Admission to Bonaventure is free as are the guided tours of the 100-acre property. The rainy season in Savannah lasts from the end of May to mid-September, peaking in early August, so if you’re visiting in the summer plan accordingly; an umbrella, rain boots, and maybe a light jacket will do the trick.

And let’s not forget that coastal Southern heat – the hottest day of the year in Savannah is July 22 with an average high of 91F. Make sure you drink lots of water (and maybe even bring a cooler!) if you plan to spend extended periods of time outdoors in the warmer months.

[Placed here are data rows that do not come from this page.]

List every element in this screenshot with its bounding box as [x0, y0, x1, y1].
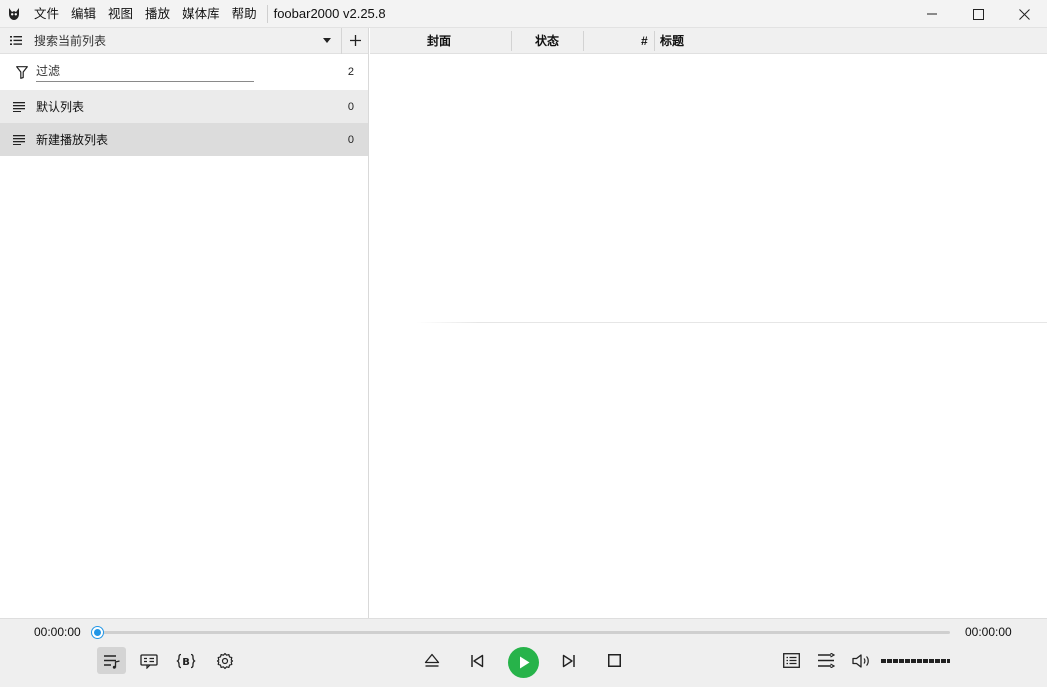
divider-line	[416, 322, 1047, 323]
volume-slider[interactable]	[881, 659, 950, 663]
eject-button[interactable]	[419, 647, 445, 674]
next-icon	[562, 654, 575, 667]
menu-library[interactable]: 媒体库	[176, 0, 226, 28]
playlist-search-bar: 搜索当前列表	[0, 27, 368, 54]
playlist-view-button[interactable]	[778, 647, 804, 674]
playlist-track-count: 0	[347, 100, 354, 113]
menu-playback[interactable]: 播放	[139, 0, 176, 28]
menu-edit[interactable]: 编辑	[65, 0, 102, 28]
filter-input[interactable]: 过滤	[36, 62, 254, 82]
play-button[interactable]	[507, 646, 539, 678]
playlist-track-count: 0	[347, 133, 354, 146]
queue-icon	[818, 653, 835, 668]
playlist-icon	[13, 134, 29, 145]
close-icon	[1018, 8, 1030, 20]
queue-button[interactable]	[813, 647, 839, 674]
add-playlist-button[interactable]	[342, 28, 368, 54]
playlist-name: 默认列表	[36, 100, 85, 114]
volume-icon	[851, 653, 869, 668]
column-divider[interactable]	[654, 31, 655, 51]
total-time: 00:00:00	[965, 625, 1012, 639]
filter-count: 2	[347, 66, 354, 78]
column-header-bar: 封面 状态 # 标题	[370, 28, 1047, 54]
title-divider	[266, 4, 268, 23]
close-button[interactable]	[1001, 0, 1047, 28]
stop-icon	[607, 654, 621, 667]
window-title: foobar2000 v2.25.8	[273, 6, 386, 21]
bitrate-icon: B	[176, 653, 196, 668]
play-icon	[507, 646, 539, 678]
elapsed-time: 00:00:00	[34, 625, 81, 639]
maximize-button[interactable]	[955, 0, 1001, 28]
playback-control-bar: 00:00:00 00:00:00 B	[0, 618, 1047, 687]
previous-button[interactable]	[464, 647, 490, 674]
eject-icon	[424, 653, 440, 667]
column-divider[interactable]	[511, 31, 512, 51]
column-header-status[interactable]: 状态	[535, 28, 559, 54]
playlist-item-new[interactable]: 新建播放列表 0	[0, 123, 368, 156]
column-header-title[interactable]: 标题	[660, 28, 684, 54]
title-bar: 文件 编辑 视图 播放 媒体库 帮助 foobar2000 v2.25.8	[0, 0, 1047, 28]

Ready to learn? You can download the site’s mobile app on your phone for a self-guided tour and visit the graves of Mercer and poet Conrad Aiken at your leisure. You can also buy an illustrated map for just $8.

It might be surprising that one of the most visited gravesites at Bonaventure is that of Little Gracie Watson, the daughter of Wales J. and Frances Watson. The family, originally from Massachusetts, managed the Pulaski Hotel downtown in Johnson Square and Little Gracie was often seen playing at the property. She died a couple of days before Easter at just six years old.

People flock to visit her grave and it’s said that sometimes, late at night, her ghost is spotted skipping through the plants at Johnson Square near where the Pulaski Hotel once stood.

Private tours of Bonaventure are available for non-profits as well as school groups with a minimum of 10 people. Local tour companies offer tours for smaller groups, as well.

Getting there

From Savannah’s Historic District, you can get to Bonaventure by car, ride service, bus (take Line 10 at Oglethorpe & Abercorn EB and get off at Georgia & Bonaventure SB; it’s a 15-minute walk from the dropoff point so the journey would be about 36 minutes total) or on foot. The walk is long, though, and will take approximately an hour and 20 minutes.

Nearby hotels/restaurants

If you’re visiting Savannah for the first time, your best bet is to stay in a hotel in the Historic District, which is roughly three miles away. The Kimpton Brice Hotel is a great dog-friendly option. Mansion on Forsyth Park and Perry Lane Hotel are both a bit more luxurious.

After a long day of exploring, settle in for a magical sunset at The Wyld Dock Bar. Just 10 minutes from Bonaventure Cemetery, the Wyld is outdoors and on the water. Toast with a local beer to the living (or the dead) as you watch the sun disappear into the marsh.